Targeting MELK improves PD-1 blockade efficiency in cervical cancer via enhancing antitumor immunity

Abstract

The balance between T helper 1 (Th1)/T helper 2 (Th2) has critical function in determining intratumoral immune response and anti-PD-1 immunotherapy. The level of maternal embryonic leucine zipper kinase (MELK) is reported to correlate with infiltrating of immune cells in cancers, but the underlying molecular mechanism is not clarified. In the present study, we are aimed to elucidate the potential function of MELK in cervical cancer. We found that MELK was upregulated and acted an oncogenic role in cervical cancer.
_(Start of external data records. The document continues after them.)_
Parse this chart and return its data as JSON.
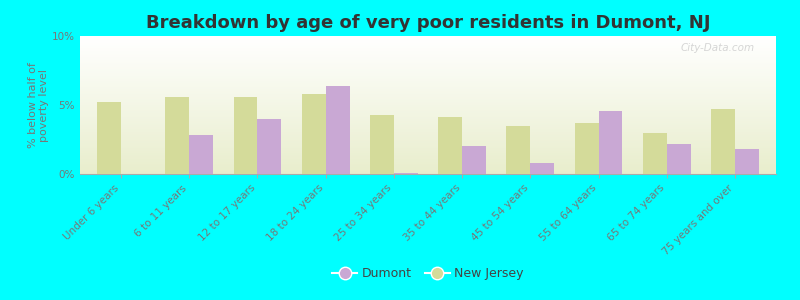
{
  "title": "Breakdown by age of very poor residents in Dumont, NJ",
  "ylabel": "% below half of\npoverty level",
  "categories": [
    "Under 6 years",
    "6 to 11 years",
    "12 to 17 years",
    "18 to 24 years",
    "25 to 34 years",
    "35 to 44 years",
    "45 to 54 years",
    "55 to 64 years",
    "65 to 74 years",
    "75 years and over"
  ],
  "dumont_values": [
    0.0,
    2.8,
    4.0,
    6.4,
    0.1,
    2.0,
    0.8,
    4.6,
    2.2,
    1.8
  ],
  "nj_values": [
    5.2,
    5.6,
    5.6,
    5.8,
    4.3,
    4.1,
    3.5,
    3.7,
    3.0,
    4.7
  ],
  "dumont_color": "#c9a8d4",
  "nj_color": "#d4db9a",
  "ylim": [
    0,
    10
  ],
  "yticks": [
    0,
    5,
    10
  ],
  "ytick_labels": [
    "0%",
    "5%",
    "10%"
  ],
  "background_color": "#00ffff",
  "title_fontsize": 13,
  "axis_label_fontsize": 8,
  "tick_fontsize": 7.5,
  "legend_labels": [
    "Dumont",
    "New Jersey"
  ],
  "bar_width": 0.35,
  "watermark": "City-Data.com"
}
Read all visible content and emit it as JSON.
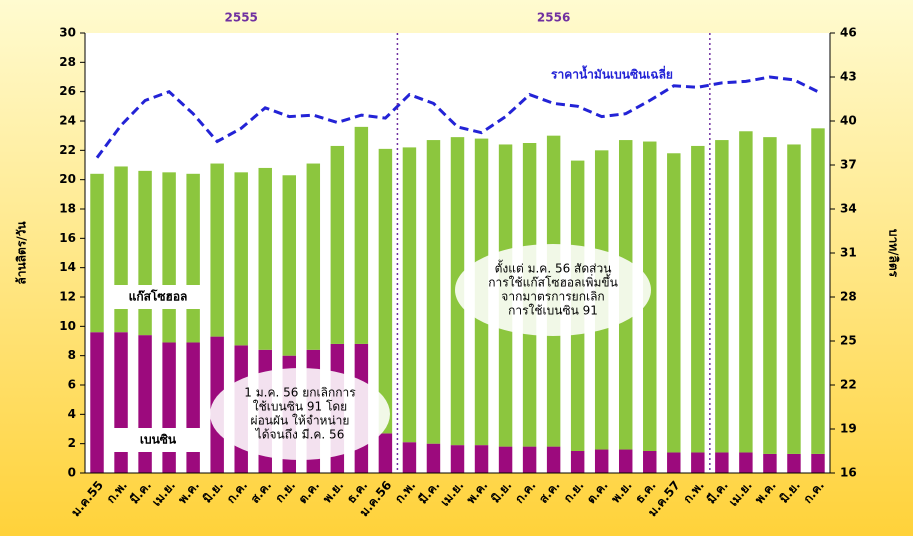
{
  "chart_data": {
    "type": "bar",
    "stacked": true,
    "year_labels": [
      "2555",
      "2556"
    ],
    "y_axis_label": "ล้านลิตร/วัน",
    "y2_axis_label": "บาท/ลิตร",
    "categories": [
      "ม.ค.55",
      "ก.พ.",
      "มี.ค.",
      "เม.ย.",
      "พ.ค.",
      "มิ.ย.",
      "ก.ค.",
      "ส.ค.",
      "ก.ย.",
      "ต.ค.",
      "พ.ย.",
      "ธ.ค.",
      "ม.ค.56",
      "ก.พ.",
      "มี.ค.",
      "เม.ย.",
      "พ.ค.",
      "มิ.ย.",
      "ก.ค.",
      "ส.ค.",
      "ก.ย.",
      "ต.ค.",
      "พ.ย.",
      "ธ.ค.",
      "ม.ค.57",
      "ก.พ.",
      "มี.ค.",
      "เม.ย.",
      "พ.ค.",
      "มิ.ย.",
      "ก.ค."
    ],
    "series": [
      {
        "name": "เบนซิน",
        "color": "#9c0a7d",
        "values": [
          9.6,
          9.6,
          9.4,
          8.9,
          8.9,
          9.3,
          8.7,
          8.4,
          8.0,
          8.4,
          8.8,
          8.8,
          2.7,
          2.1,
          2.0,
          1.9,
          1.9,
          1.8,
          1.8,
          1.8,
          1.5,
          1.6,
          1.6,
          1.5,
          1.4,
          1.4,
          1.4,
          1.4,
          1.3,
          1.3,
          1.3
        ]
      },
      {
        "name": "แก๊สโซฮอล",
        "color": "#8cc63e",
        "values": [
          10.8,
          11.3,
          11.2,
          11.6,
          11.5,
          11.8,
          11.8,
          12.4,
          12.3,
          12.7,
          13.5,
          14.8,
          19.4,
          20.1,
          20.7,
          21.0,
          20.9,
          20.6,
          20.7,
          21.2,
          19.8,
          20.4,
          21.1,
          21.1,
          20.4,
          20.9,
          21.3,
          21.9,
          21.6,
          21.1,
          22.2
        ]
      },
      {
        "name": "ราคาน้ำมันเบนซินเฉลี่ย",
        "color": "#2323d6",
        "type": "line",
        "axis": "y2",
        "values": [
          37.5,
          39.7,
          41.4,
          42.0,
          40.5,
          38.6,
          39.5,
          40.9,
          40.3,
          40.4,
          39.9,
          40.4,
          40.2,
          41.8,
          41.2,
          39.6,
          39.2,
          40.3,
          41.8,
          41.2,
          41.0,
          40.3,
          40.5,
          41.4,
          42.4,
          42.3,
          42.6,
          42.7,
          43.0,
          42.8,
          42.0
        ]
      }
    ],
    "ylim": [
      0,
      30
    ],
    "yticks": [
      0,
      2,
      4,
      6,
      8,
      10,
      12,
      14,
      16,
      18,
      20,
      22,
      24,
      26,
      28,
      30
    ],
    "y2lim": [
      16,
      46
    ],
    "y2ticks": [
      16,
      19,
      22,
      25,
      28,
      31,
      34,
      37,
      40,
      43,
      46
    ],
    "annotations": [
      {
        "lines": [
          "1 ม.ค. 56 ยกเลิกการ",
          "ใช้เบนซิน 91 โดย",
          "ผ่อนผัน ให้จำหน่าย",
          "ได้จนถึง มี.ค. 56"
        ]
      },
      {
        "lines": [
          "ตั้งแต่ ม.ค. 56 สัดส่วน",
          "การใช้แก๊สโซฮอลเพิ่มขึ้น",
          "จากมาตรการยกเลิก",
          "การใช้เบนซิน 91"
        ]
      }
    ]
  }
}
MELK overexpression shifted Th1/Th2 balance towards Th2 predisposition in mouse cervical tumors in vivo and naïve T cells from human PBMCs in vitro, while MELK knockdown exhibited opposite effects. MELK overexpression activated NF-κB signaling and promoted IL-6 secretion by cervical cancer cells. Depletion of IL-6 by neutralization antibodies abrogated the influence of MELK on Th1/2 balance. Besides, MELK modulated the antitumor activity of cytotoxic CD8+ T cells in cervical tumors, but depletion of Th2 cells by IL-4 neutralization abrogated this effect. Finally, MELK overexpression conferred tolerance to PD-1 blockade in cervical tumors, while targeting MELK by OTSSP167 significantly enhanced PD-1 blockade efficiency. Our data elucidated a novel role of MELK in regulating Th1/Th2 balance and anti-PD-1 immunotherapy in cervical cancer.